In the Vepco case, Mr. Reilly testified that the useful life of a transmission easement is 100 years (same as in the P. P. & L. Co. case) and that of the distribution easement is 50 years (5 years more than in the P. P. & L. Co. case). His testimony was based on present conditions and without indulging in speculation as to future underground cable and nuclear plant developments. His evidence was the same in both cases as to the useful life of the transmission easements (100 years) and practically the same on the life of the distribution easements (5 years more in Vepco than in P. P. &L. Co.).

In my opinion, this evidence, based on present conditions, compels us to enter the same judgment in both cases as to the useful lives of these easements. But the majority has adjudged that the easements have the following useful lives:

1. In the P. P. & L. Co. case: Transmission easements .. 100 years Distribution easements .. 45 years

2, In the Vepco case: Transmission easements .. 71 years Distribution easements .. 41 years

The shorter lives for the easements in the Vepco case, as stated above, was arrived at on the testimony of certain experts (its Vice-president and a Dr. A. Kusko) as to the future developments in underground cables and nuclear generating plants. As a practical matter, these witnesses did not testify that these developments would occur only in Vepco’s system, but testified with reference to Vepco and the industry in general. Consequently, from a theoretical standpoint, their testimony is as applicable to P. P. & L. Co. as to Vepco. In my opinion, this testimony was too speculative on which to base the opinion of this court. While their predictions may come to pass, on the other hand, as the government contends, their observations in this regard may be mere “crystal-ball” gazing. In any event, it occurs to me we need something more tangible on which we can base our judgment. If the developments these witnesses predict should materialize in the future, changes in the tax position of the taxpayers could be made at that time. As the majority say in the P. P. & L. Co. case:

* * * As stated by the Supreme Court, if what now appears to be rea*1321sonable useful lives of such assets proves by further experience to be in error, administrative steps are readily available for a redetermination. * *

I do not believe we are justified in treating these two taxpayers differently on practically the same facts and issues. To do so is to prefer one over the other and to discriminate in favor of one and against the other.

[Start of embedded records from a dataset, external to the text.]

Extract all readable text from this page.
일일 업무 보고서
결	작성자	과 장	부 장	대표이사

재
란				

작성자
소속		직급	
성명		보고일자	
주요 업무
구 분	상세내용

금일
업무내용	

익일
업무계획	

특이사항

I would hold that the useful lives of the easements in both cases are the same, as the court may determine. However, it would be preferable to fix the useful lives of the transmission easements at 100 years and that of the distribution easements at 45 years, because the testimony of the witness Reilly in both cases was to this effect, whereas, there is no evidence in the P. P. & L. Co. case that would support shorter lives for the easements.

COLLINS, Judge, joins in the foregoing opinion, concurring in part and dissenting in part.

. Trial Commissioner Hogenson tried the P. P. & L. Co. case and Trial Commissioner Fletcher tried the Vepco case.